January 12, 2010

by Jeff Ritterman, MD

My partner Vivien and I had the rare pleasure of hosting Professors Richard Wilkinson and Kate Pickett during the San Francisco leg of their U.S. book tour promoting their recently released book, “The Spirit Level: Why Greater Equality Makes Societies Stronger”, Bloomsbury Press.

Professor Wilkinson has been researching the impact of income inequality on health outcome for several decades.  Seven years ago, he began working with Professor Kate Pickett and broadened the analysis to include quality of life as well as health.

What Wilkinson and Pickett have uncovered is both truly remarkable and intuitively obvious.  Rising income inequality impacts health and quality of life profoundly.  As societies become more unequal a generalized social dysfunction sets in.  We trust each other less, social cohesion breaks down and with it life expectancy suffers, homicides increase, teen pregnancy rates rise, more of us drop out of high school, in fact just about everything goes wrong.  We become fatter, our children score worse on math and literacy tests, our prisoner population swells, more of us suffer mental illness, our children bully each other more and there is less chance of advancement based on merit.

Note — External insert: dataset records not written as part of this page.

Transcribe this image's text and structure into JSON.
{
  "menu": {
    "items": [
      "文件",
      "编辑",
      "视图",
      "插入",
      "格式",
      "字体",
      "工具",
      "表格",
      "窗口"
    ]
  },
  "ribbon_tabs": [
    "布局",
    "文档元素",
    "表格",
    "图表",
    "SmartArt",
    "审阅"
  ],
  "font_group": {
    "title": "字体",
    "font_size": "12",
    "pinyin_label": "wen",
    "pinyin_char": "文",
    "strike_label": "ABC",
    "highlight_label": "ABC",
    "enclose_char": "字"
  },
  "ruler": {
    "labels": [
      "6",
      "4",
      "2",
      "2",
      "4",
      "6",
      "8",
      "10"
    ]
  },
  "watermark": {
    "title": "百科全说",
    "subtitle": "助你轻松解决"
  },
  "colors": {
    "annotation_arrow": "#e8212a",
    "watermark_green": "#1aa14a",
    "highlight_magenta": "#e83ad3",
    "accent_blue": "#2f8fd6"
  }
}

It appears that we, who live in the developed world, are the first generation to face the problem that more material wealth no longer results in a longer or better life.  People in the US have twice the wealth and buying power of their counterparts in Greece, for example, but the Greeks live longer lives with fewer social ills.  Why?  Once a country is no longer poor and chronic illnesses like heart attacks and stokes replace infectious diseases as the leading cases of death, life expectancy and social well being are not related to wealth, but rather to how equally that wealth is shared.  The more equal the income distribution, the longer the life span and the fewer the social ills.

So how does the U.S. compare to the other wealthy nations.  We are at the bottom of the heap.  In the 1950s we were the most equal, had the longest life expectancy and the highest quality of life.  For the last 30 years our social and political decisions have resulted in the US becoming more unequal than any other rich nation with the exception of Singapore.  Our poor showing in health outcomes and our apparently intractable social ills are due to this maldistribution of wealth and income.

There is also an important tie in between the threat of climate chaos and income inequality.  Consumerism itself is fed largely by concerns about status.  More unequal societies promote consumerism as everyone tries desperately to keep up with those above them in the social hierarchy.  Curbing our unbridled consumerism is now a matter of species survival.  Income inequality also promotes a callous disregard for the environment.  More unequal societies recycle less and their business leaders are less concerned about the environment.

I thank Professors Wilkinson and Pickett for their diligent research proving what we all should have already known; we all do better when we all do better.  Now we also know that the planet does better also when societies are are structured to promote greater equality.

To learn more go to their website www.equalitytrust.org.

Richard and Kate have given us the knowledge.  Now it us up to us to redress the imbalances of wealth, income and power.  It is only by doing so that we will improve our health and social well being and create the conditions necessary to meet the challenge of climate change.